Deanne Goldman, the girlfriend. “What’s her number and address?”
He gave them to me. She lived in Oakland, near Lake Merritt.
After we rang off I spent a little time going over the file on Janice Krochek. Tamara had put it together when we were first hired to track her down and I thought there might be something in it that would give me a lead.
Born in Bakersfield, where her sister Ellen still lived. Parents divorced, father deceased five years ago, mother remarried and living in Florida. Moved to the Bay Area in 1996 to attend UC Berkeley. Majored in business administration,one of those catch-all degree pursuits that young people take when they have no set goals or special interests or skills. Left school after two and a half years—deteriorating grades, poor study habits. Her computer abilities were good enough to buy her a job as a “systems trainee”—glorified name for clerk-typist—at Five States Engineering, where she’d met Mitchell Krochek; they were married less than a year later. Pregnant the second year they were together, terminated by abortion. The pregnancy was an accident, according to Krochek; neither of them wanted children. By his lights, the marriage had been “pretty stable” until her gambling mania began to spiral out of control.
The Krocheks had a circle of friends, but they were what he called “couples friends”—other married people they saw in pairs and groups. Janice Krochek had no close women friends. She’d been something of a loner her entire life, kept things about herself private even after the marriage; he confessed that he’d thought he knew her well but now was sure he never really had.
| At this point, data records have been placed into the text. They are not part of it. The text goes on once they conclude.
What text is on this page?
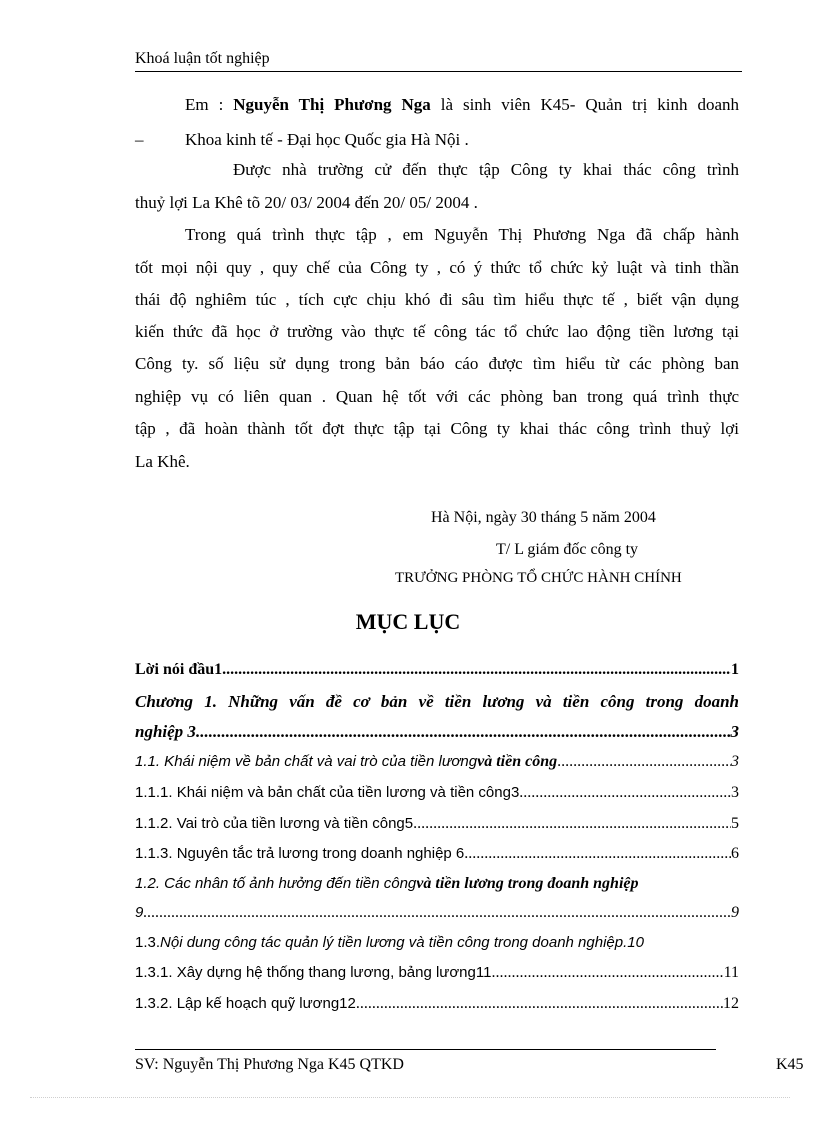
Khoá luận tốt nghiệp
Em : Nguyễn Thị Phương Nga là sinh viên K45- Quản trị kinh doanh
– Khoa kinh tế - Đại học Quốc gia Hà Nội .
Được nhà trường cử đến thực tập Công ty khai thác công trình
thuỷ lợi La Khê tõ 20/ 03/ 2004 đến 20/ 05/ 2004 .
Trong quá trình thực tập , em Nguyễn Thị Phương Nga đã chấp hành
tốt mọi nội quy , quy chế của Công ty , có ý thức tổ chức kỷ luật và tinh thần
thái độ nghiêm túc , tích cực chịu khó đi sâu tìm hiểu thực tế , biết vận dụng
kiến thức đã học ở trường vào thực tế công tác tổ chức lao động tiền lương tại
Công ty. số liệu sử dụng trong bản báo cáo được tìm hiểu từ các phòng ban
nghiệp vụ có liên quan . Quan hệ tốt với các phòng ban trong quá trình thực
tập , đã hoàn thành tốt đợt thực tập tại Công ty khai thác công trình thuỷ lợi
La Khê.
Hà Nội, ngày 30 tháng 5 năm 2004
T/ L giám đốc công ty
TRƯỞNG PHÒNG TỔ CHỨC HÀNH CHÍNH
MỤC LỤC
Lời nói đầu1 .....	1
Chương 1. Những vấn đề cơ bản về tiền lương và tiền công trong doanh
nghiệp 3 .....	3
1.1. Khái niệm về bản chất và vai trò của tiền lương và tiền công .....	3
1.1.1. Khái niệm và bản chất của tiền lương và tiền công3 .....	3
1.1.2. Vai trò của tiền lương và tiền công5 .....	5
1.1.3. Nguyên tắc trả lương trong doanh nghiệp 6 .....	6
1.2. Các nhân tố ảnh hưởng đến tiền công và tiền lương trong đoanh nghiệp
9 .....	9
1.3. Nội dung công tác quản lý tiền lương và tiền công trong doanh nghiệp .10
1.3.1. Xây dựng hệ thống thang lương, bảng lương11 .....	11
1.3.2. Lập kế hoạch quỹ lương12 .....	12
SV: Nguyễn Thị Phương Nga K45 QTKD	K45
Her big passion as a teenager had been video games—no surprise, since a compulsive gambling addiction often starts with that sort of dissociative activity. It also explained her preference for Internet betting.
No police record or brushes with the law. No extramarital affairs; Krochek was positive of that, though his certainty might have been more ego than actual knowledge. No jobs after the marriage, nor any volunteer work or other outside activities. No hobbies or interests other than computers and gambling. Your typical bored wife of a well-to-do professional husband who had too few friends and interests, too much time on her hands, and carte blanche with his income.
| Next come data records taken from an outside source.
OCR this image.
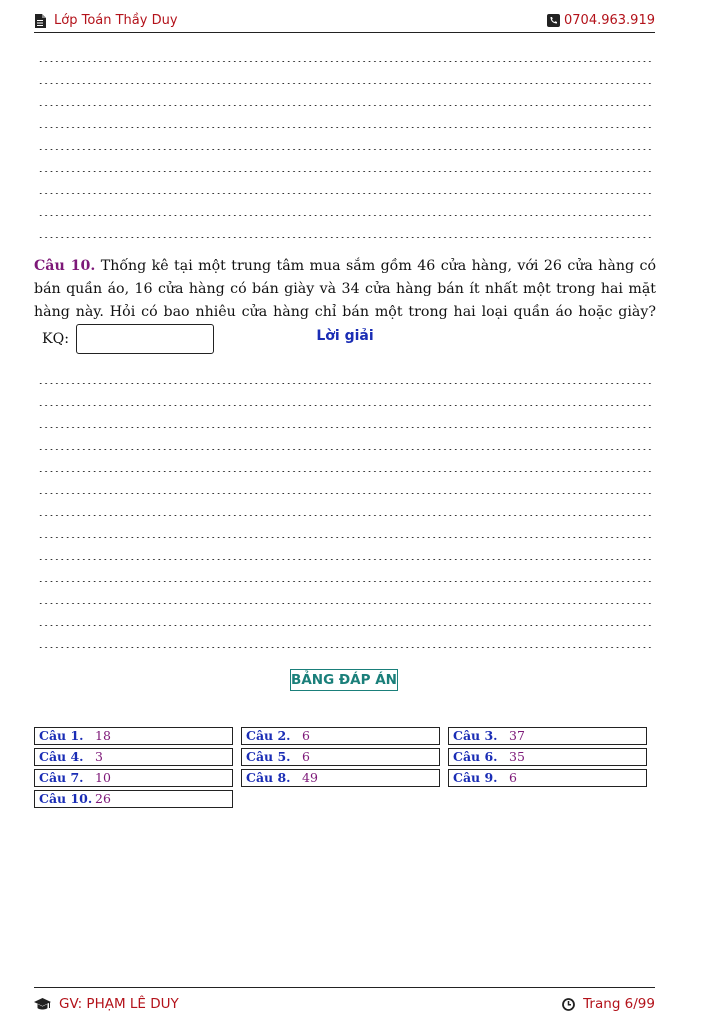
Lớp Toán Thầy Duy	0704.963.919
Câu 10. Thống kê tại một trung tâm mua sắm gồm 46 cửa hàng, với 26 cửa hàng có bán quần áo, 16 cửa hàng có bán giày và 34 cửa hàng bán ít nhất một trong hai mặt hàng này. Hỏi có bao nhiêu cửa hàng chỉ bán một trong hai loại quần áo hoặc giày? KQ:	Lời giải
BẢNG ĐÁP ÁN
Câu 1. 18	Câu 2. 6	Câu 3. 37
Câu 4. 3	Câu 5. 6	Câu 6. 35
Câu 7. 10	Câu 8. 49	Câu 9. 6
Câu 10. 26
GV: PHẠM LÊ DUY	Trang 6/99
Nothing, no potential lead, in any of that.
Tamara was on the QCL hunt; with any luck she’d turn up something in the next hour or so. Meanwhile, I had some other work to finish up. Routine business that didn’t completely engage my attention. The door between my office and the outer office was open; I heard Jake Runyon come in and exchange a greeting with Alex Chavez, who was pecking out a report on his laptop at one of the desks. I also heard what Runyon said next.
“Question, Alex. You know a man named Kinsella, Nick Kinsella?”
“Heard the name somewhere. Give me a second …”
I got up and went out there. “What about Nick Kinsella, Jake?”
“Know him?”
“Oh, yeah, I know him. Loan shark. One of the slickest in the city.”
“Sure,” Chavez said, “now I remember. Rough trade.”
“Very. Operates out of a place called the Blacklight Tavern, on San Bruno Avenue west of Candlestick. Charges a heavy weekly vig. Miss a payment or two, get a visit from his enforcers.”
Runyon said, “Sounds like you’d have to be pretty desperate for money to go to him.”
“Desperate, foolish, and naïve.”
“That’s Brian Youngblood in a nutshell.”
“The pro bono case?”
He nodded. “I had a call last night. If it’s legit, Youngblood borrowed ten thousand dollars from Kinsella to pay off his debts.”
Briefly he laid out the situation with Brian Youngblood. I listened, but a part of my mind had slipped back to the Krochek case. Nick Kinsella. Loan shark. If QCL, Inc. and Carl Lassiter were in the same business, Kinsella might well know about it. And if he didn’t, he’d sure as hell want to. The one thing sharks hate more than anything except dead-beat customers is competition for their blood money.
Chavez said when Runyon was finished, “Funny Youngblood would call you anonymously like that. Why not just identify himself?”
“Yeah. Unless it’s got something to do with the girlfriend, Brandy. He’s afraid of her.”
“He’s got worse people to be afraid of,” I said, “if he’s into Kinsella for ten grand and missing payments. A cracked rib and a few bruises is just warm-up stuff for that bastard’s enforcers.”
“How approachable is Kinsella?” Runyon asked. “Think I could get him to talk to me about Youngblood?”
“No, but maybe I can.” And I told him why. Some time back I had tracked down a bail jumper for a bondsman I did business with now and then, Abe Melikian. The jumper was somebody Kinsella had a grudge against. He liked me for helping put the man in San Quentin, enough to favor me with some information on a couple of other cases. It had been a while since our paths last crossed, but he might be willing to talk to me again, give me some straight answers. Particularly if it turned out there was something in it for him.